How is it possible to find all hidden relationship among tags been extracted from multiple documents?
My dataset is based on set of documents, each of which I extract from group of tags, my mission is to find relation among different tags from different documents:
Doc_id tags
1 a, b, c
2 c, k, m
3 m, n, p
Results of hidden relation should be as:
a -> k using c
b -> m using c
a -> n using c, m (a->c->m->n)
and so on.
What you're describing with your tags is a graph, whose nodes would be your tags, and vertices your relation. You can read the following wikipedia page if you want:
https://en.wikipedia.org/wiki/Graph_theory
You can also read this one, more focused on the implementation of a graph:
https://en.wikipedia.org/wiki/Graph_(abstract_data_type)
What you want to know is if two tags (in a graph, two nodes) are related but, not directly (in the same class, but not neighbors).
You can code it yourself, or look for a good implementation already working. This one for example: https://github.com/clue/graph (don't know if it's really good, just searched on github and took the first result).

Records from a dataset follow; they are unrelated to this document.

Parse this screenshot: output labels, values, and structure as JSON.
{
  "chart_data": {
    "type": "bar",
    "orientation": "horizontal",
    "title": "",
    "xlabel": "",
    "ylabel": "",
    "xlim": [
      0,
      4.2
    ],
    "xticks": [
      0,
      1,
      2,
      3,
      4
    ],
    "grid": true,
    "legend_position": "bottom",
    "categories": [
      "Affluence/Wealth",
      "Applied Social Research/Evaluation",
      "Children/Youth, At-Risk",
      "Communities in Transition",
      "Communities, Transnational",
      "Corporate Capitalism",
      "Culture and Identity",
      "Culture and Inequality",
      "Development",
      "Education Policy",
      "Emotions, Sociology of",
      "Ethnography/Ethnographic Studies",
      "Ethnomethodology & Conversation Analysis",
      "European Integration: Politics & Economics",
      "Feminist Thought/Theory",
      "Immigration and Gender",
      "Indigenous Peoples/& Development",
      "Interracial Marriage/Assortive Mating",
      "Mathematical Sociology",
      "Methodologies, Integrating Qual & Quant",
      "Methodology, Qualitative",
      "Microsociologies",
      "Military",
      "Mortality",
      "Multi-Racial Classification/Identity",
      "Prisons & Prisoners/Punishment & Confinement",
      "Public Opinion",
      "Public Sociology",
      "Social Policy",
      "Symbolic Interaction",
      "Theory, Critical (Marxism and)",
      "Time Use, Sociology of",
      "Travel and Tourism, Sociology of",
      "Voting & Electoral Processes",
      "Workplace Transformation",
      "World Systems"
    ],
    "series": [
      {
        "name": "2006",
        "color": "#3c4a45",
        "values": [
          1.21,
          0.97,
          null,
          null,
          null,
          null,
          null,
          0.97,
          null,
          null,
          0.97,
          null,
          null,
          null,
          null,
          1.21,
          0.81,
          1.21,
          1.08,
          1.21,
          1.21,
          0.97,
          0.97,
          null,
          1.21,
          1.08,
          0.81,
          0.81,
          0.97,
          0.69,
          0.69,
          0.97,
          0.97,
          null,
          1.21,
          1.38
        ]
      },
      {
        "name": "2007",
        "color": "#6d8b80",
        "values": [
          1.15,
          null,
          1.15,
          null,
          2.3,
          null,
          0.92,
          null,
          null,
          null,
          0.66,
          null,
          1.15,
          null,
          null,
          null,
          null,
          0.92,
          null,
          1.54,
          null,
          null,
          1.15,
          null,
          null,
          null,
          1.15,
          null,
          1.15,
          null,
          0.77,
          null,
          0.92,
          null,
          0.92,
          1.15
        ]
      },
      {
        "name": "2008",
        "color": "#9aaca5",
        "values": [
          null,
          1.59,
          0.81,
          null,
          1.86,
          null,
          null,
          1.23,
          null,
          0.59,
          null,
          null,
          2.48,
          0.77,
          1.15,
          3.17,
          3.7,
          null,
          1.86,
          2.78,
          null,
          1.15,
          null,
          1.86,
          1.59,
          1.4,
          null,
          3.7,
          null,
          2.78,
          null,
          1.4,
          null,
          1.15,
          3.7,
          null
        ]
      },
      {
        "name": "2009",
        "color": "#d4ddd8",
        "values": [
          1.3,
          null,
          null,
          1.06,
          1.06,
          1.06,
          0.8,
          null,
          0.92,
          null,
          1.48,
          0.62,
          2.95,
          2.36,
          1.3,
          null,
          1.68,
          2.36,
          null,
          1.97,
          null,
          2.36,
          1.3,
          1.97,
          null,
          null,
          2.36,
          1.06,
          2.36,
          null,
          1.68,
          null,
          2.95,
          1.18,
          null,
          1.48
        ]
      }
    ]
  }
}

Implement the graph yourself can be a good training. I think OOP is the best approach for this.
What you need now is to know if there is a road between two tags. In your example, each tag has a road to an other one, but that's not always the case.
Searching for paths in graph is not a trivial algorithm, and implementation can be hard. There are a lot of ways of doing it.
A naive solution is to keep an array of already visited nodes. You start from a node, set this node as visited, and add all his neighbors to an array of accessible nodes. Then you do the same thing with all the neighbors. When you encounter an already visited node, you don't do anything (otherwise you'll get an infinite loop). When the algorithm stop, you have an array of all accessible tags from your start tag.
Hope that helps, I will wait for your answer to see if you need something else. Consider that this algorithm is probably already implemented in the clue/graph repository that I linked.